L’État sénégalais prévoit d’apurer sur trois ans sa dette envers les entreprises, estimée à plus de 1 400 milliards de francs CFA. L’annonce, relayée samedi 19 septembre, intervient alors que les organisations patronales alertent sur les effets des retards de paiement sur la trésorerie, l’emploi et la continuité des activités.
Le calendrier présenté par le gouvernement doit permettre de répartir l’effort budgétaire dans le temps, tout en évitant une pression trop forte sur les finances publiques. Le Premier ministre Ahmadou Al Aminou Lô a défendu cette orientation dans le cadre des échanges engagés avec le secteur privé, auquel l’État veut apporter davantage de visibilité sur le règlement des créances.
Pour les entreprises concernées, la question porte autant sur le montant global que sur la prévisibilité des paiements. Les factures non réglées peuvent retarder les salaires, les investissements et l’exécution de nouveaux marchés. Le patronat demande donc des échéances lisibles, un suivi transparent des dossiers et des mécanismes permettant d’éviter la reconstitution de nouveaux arriérés.
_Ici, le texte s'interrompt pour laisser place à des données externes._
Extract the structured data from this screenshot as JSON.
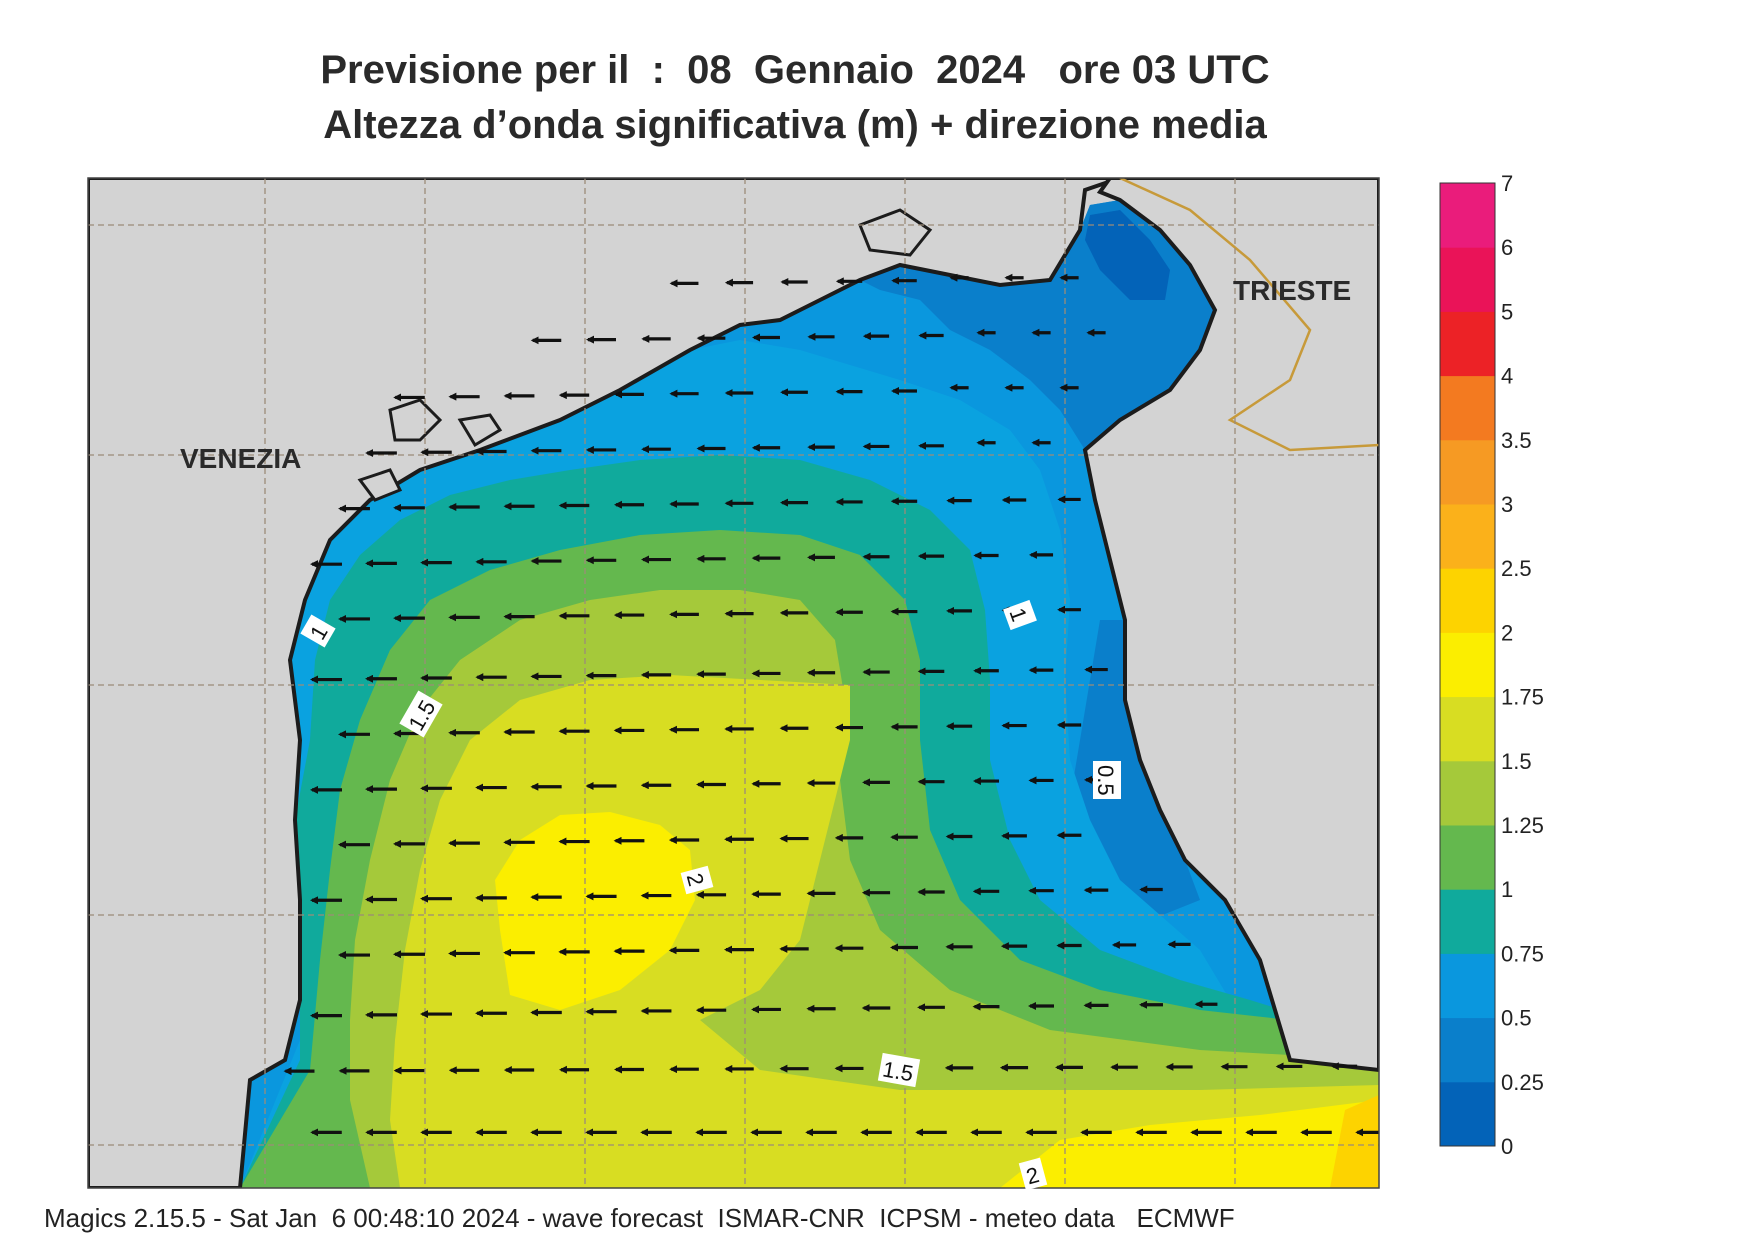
{
  "title_line1": "Previsione per il  :  08  Gennaio  2024   ore 03 UTC",
  "title_line2": "Altezza d’onda significativa (m) + direzione media",
  "cities": [
    "VENEZIA",
    "TRIESTE"
  ],
  "contour_labels": [
    "1",
    "1.5",
    "2",
    "1",
    "0.5",
    "1.5",
    "2"
  ],
  "legend": {
    "ticks": [
      "0",
      "0.25",
      "0.5",
      "0.75",
      "1",
      "1.25",
      "1.5",
      "1.75",
      "2",
      "2.5",
      "3",
      "3.5",
      "4",
      "5",
      "6",
      "7"
    ],
    "colors": [
      "#0363b8",
      "#0a7fcb",
      "#0a97de",
      "#10aa9c",
      "#64b84e",
      "#a5c93a",
      "#d8dd22",
      "#fbee00",
      "#fdd300",
      "#fbb11a",
      "#f69a23",
      "#f37a20",
      "#ec2226",
      "#ea1358",
      "#ea1c7b"
    ]
  },
  "colors": {
    "land": "#d3d3d3",
    "coast": "#1c1c1c",
    "border": "#c79a3a",
    "grid": "#9c8c78",
    "arrow": "#111111"
  },
  "footer": "Magics 2.15.5 - Sat Jan  6 00:48:10 2024 - wave forecast  ISMAR-CNR  ICPSM - meteo data   ECMWF"
}
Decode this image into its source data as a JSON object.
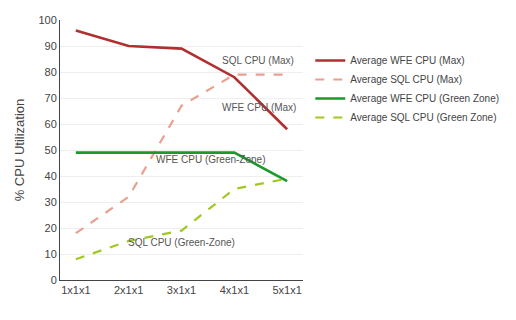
{
  "chart_data": {
    "type": "line",
    "x": [
      1,
      2,
      3,
      4,
      5
    ],
    "xlim": [
      0.7,
      5.3
    ],
    "xticks": [
      {
        "value": 1,
        "label": "1x1x1"
      },
      {
        "value": 2,
        "label": "2x1x1"
      },
      {
        "value": 3,
        "label": "3x1x1"
      },
      {
        "value": 4,
        "label": "4x1x1"
      },
      {
        "value": 5,
        "label": "5x1x1"
      }
    ],
    "ylabel": "% CPU Utilization",
    "ylim": [
      0,
      100
    ],
    "yticks": [
      0,
      10,
      20,
      30,
      40,
      50,
      60,
      70,
      80,
      90,
      100
    ],
    "grid": true,
    "legend": "right",
    "series": [
      {
        "name": "Average WFE CPU (Max)",
        "color": "#b03030",
        "line_style": "solid",
        "values": [
          96,
          90,
          89,
          78,
          58
        ]
      },
      {
        "name": "Average SQL CPU (Max)",
        "color": "#e8a090",
        "line_style": "dashed",
        "values": [
          18,
          32,
          67,
          79,
          79
        ]
      },
      {
        "name": "Average WFE CPU (Green Zone)",
        "color": "#1a9a2a",
        "line_style": "solid",
        "values": [
          49,
          49,
          49,
          49,
          38
        ]
      },
      {
        "name": "Average SQL CPU (Green Zone)",
        "color": "#a0c820",
        "line_style": "dashed",
        "values": [
          8,
          15,
          19,
          35,
          39
        ]
      }
    ],
    "annotations": [
      {
        "text": "SQL CPU (Max)",
        "x": 3.72,
        "y": 81.5
      },
      {
        "text": "WFE CPU (Max)",
        "x": 3.72,
        "y": 63.5
      },
      {
        "text": "WFE CPU (Green-Zone)",
        "x": 2.48,
        "y": 43.5
      },
      {
        "text": "SQL CPU (Green-Zone)",
        "x": 1.95,
        "y": 11.5
      }
    ]
  }
}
Cette feuille de route devra désormais être traduite en mesures opérationnelles et inscrite dans la programmation financière de l’État. Son efficacité dépendra notamment de la capacité des services publics à identifier les créances valides, à hiérarchiser les règlements et à respecter les échéances annoncées. Les acteurs économiques suivront aussi les modalités de publication des engagements, la fréquence des points d’étape et les éventuelles priorités retenues pour les petites et moyennes entreprises, souvent les plus exposées. Le dossier restera un test important pour la confiance entre le gouvernement et le secteur privé.